Courts should scrutinize combination patent claims with a care proportioned to the difficulty and improbability of finding invention in an assembly of old elements.

340 U.S. at 152.

In May 2006, I proposed that we use a presumption framework in analyzing nonobviousness.  In my proposed framework,

[a] If the pertinent prior art contains all the elements in the claim serving their prior art functions, the examiner should make an initial rejection of the claim. [b] At this point, the burden of production and persuasion would shift to the applicant to overcome the presumptive obviousness of the claim. [c] The only evidence the Patent Office should accept in rebuttal is clear proof that the prior art expressly taught away from making the combination in the claim under review, or that identifiable others had tried and failed to solve the problem the applicant has successfully solved.

This is close to exactly what the KSR Court requires through its demand for “caution in granting a patent based on the combination of elements found in the prior art.”

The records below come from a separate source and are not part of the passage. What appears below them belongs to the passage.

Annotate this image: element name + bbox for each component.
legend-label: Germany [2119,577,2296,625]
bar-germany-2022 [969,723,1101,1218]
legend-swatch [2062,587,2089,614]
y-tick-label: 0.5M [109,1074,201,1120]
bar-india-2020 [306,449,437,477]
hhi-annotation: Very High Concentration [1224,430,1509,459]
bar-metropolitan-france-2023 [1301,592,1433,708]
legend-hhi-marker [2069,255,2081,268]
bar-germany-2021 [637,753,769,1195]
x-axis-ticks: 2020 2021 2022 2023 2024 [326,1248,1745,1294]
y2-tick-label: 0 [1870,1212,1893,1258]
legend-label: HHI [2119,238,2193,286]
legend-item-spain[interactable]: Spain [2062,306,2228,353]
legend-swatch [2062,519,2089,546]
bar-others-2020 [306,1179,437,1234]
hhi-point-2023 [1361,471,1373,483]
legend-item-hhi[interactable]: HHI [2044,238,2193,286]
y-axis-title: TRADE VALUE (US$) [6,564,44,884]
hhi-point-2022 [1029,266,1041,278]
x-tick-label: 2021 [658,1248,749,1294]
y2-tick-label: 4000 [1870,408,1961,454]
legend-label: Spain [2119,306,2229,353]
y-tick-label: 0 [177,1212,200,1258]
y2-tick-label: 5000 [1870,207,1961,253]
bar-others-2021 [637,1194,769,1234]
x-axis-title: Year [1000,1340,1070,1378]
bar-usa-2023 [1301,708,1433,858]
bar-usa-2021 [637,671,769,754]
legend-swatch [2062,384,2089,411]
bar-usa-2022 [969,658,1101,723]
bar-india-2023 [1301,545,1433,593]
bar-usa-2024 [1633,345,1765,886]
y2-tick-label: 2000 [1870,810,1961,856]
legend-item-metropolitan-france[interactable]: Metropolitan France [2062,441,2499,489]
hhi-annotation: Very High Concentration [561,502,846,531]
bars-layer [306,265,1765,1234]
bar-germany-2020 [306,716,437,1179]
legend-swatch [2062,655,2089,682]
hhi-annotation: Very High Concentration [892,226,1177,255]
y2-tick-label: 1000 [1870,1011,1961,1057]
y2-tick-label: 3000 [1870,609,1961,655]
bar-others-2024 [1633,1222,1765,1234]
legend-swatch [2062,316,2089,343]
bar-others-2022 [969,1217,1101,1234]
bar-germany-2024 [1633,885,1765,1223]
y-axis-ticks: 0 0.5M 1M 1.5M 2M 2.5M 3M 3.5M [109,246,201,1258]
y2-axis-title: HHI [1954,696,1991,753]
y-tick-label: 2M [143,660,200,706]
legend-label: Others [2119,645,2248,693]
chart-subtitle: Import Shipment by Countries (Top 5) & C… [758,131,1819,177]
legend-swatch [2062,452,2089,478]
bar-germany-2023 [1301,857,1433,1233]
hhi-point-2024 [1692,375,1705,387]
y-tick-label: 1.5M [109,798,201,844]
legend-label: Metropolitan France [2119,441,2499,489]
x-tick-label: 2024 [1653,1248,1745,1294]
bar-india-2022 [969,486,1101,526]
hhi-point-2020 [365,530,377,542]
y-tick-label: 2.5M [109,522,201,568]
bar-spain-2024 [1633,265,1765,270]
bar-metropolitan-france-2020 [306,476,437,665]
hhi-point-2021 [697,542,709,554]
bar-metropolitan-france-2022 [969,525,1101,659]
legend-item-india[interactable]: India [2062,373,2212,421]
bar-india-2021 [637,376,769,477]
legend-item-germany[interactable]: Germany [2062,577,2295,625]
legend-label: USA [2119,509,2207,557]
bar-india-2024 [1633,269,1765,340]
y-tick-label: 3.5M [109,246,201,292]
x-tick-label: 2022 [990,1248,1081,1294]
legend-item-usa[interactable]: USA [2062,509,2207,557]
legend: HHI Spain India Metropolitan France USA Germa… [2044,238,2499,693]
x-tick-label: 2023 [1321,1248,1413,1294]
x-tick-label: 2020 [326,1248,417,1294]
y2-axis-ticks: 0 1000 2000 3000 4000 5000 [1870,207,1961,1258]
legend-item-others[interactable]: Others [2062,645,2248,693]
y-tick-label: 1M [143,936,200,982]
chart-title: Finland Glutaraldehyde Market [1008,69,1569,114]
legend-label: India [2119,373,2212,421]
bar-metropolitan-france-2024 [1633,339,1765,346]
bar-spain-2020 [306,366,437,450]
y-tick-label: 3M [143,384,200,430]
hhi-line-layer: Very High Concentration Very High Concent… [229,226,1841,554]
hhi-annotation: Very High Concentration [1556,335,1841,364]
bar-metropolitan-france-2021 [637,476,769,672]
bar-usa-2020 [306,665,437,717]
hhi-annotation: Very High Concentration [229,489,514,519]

In March 2007, I posted a reference to Tim Holbrook’s presumption framework proposal.  It, too, gets at a great deal of what the KSR Court requires.


May 3, 2007

KSR - Other Analyses [ Updated ]

posted by Joe at 7:35 pm

I’ll collect links to other analyses of KSR that I find helpful or interesting. And I’ll update the post throughout the next day or two.

  1. Michael Barclay (of Wilson Sonsini), at SCOTUSblog
  2. Dennis Crouch, at PatentlyO
  3. The Wikipedia page about the case
  4. Dan Bromberg (of Quin Emanuel), at SCOTUSblog
  5. Peter Zura, at 271 Blog
  6. Stephen Albainy-Jenei, at Patent Baristas
  7. Greg Mandel, at PatentlyO
  8. Fred Yen, at Madisonian
  9. Shubha Ghosh, at PatentlyO
  10. Jim Rapoza, at eWeek
  11. Kevin Noonan, at Patent Docs
  12. [ … ]

PTO Memo about KSR

posted by Joe at 2:33 pm

Margaret Focarino, Deputy Commissioner for Patent Operations, has issued a memo today to Technology Center Directors. The memo discusses the KSR case.


April 30, 2007

KSR - A regulatory response?

posted by Joe at 8:06 pm

The Patent Office has long had the power to promulgate procedural rules for patent prosecution. Specifically, 35 U.S.C. 2(b)(2)(A) gives the Office the power to “establish regulations, not inconsistent with law, which … shall govern the conduct of proceedings in the Office.” (The Patent Office has had this power since the mid-1800s.)

The main proceeding of interest here is, of course, patent examination. The Office has, to date, made far too little of its power over procedure. It could, for example, conduct a comprehensive review of the best way to structure the process of proof to yield reliable, efficient determinations about nonobviousness … and issue binding regulations that create the proof process for all applications. If a series of presumptions makes sense, so be it; if different approaches are better for different types of art, that’s fine too. The key point is this: The Patent Office should make full use of its plenary power over prosecution procedure to make the most of the Supreme Court’s guidance about nonobviousness in KSR. Don’t wait for the Federal Circuit to sort through a few hundred cases; you, PTO, can take a systemic view to rationalize prosecution in tens of thousands of cases.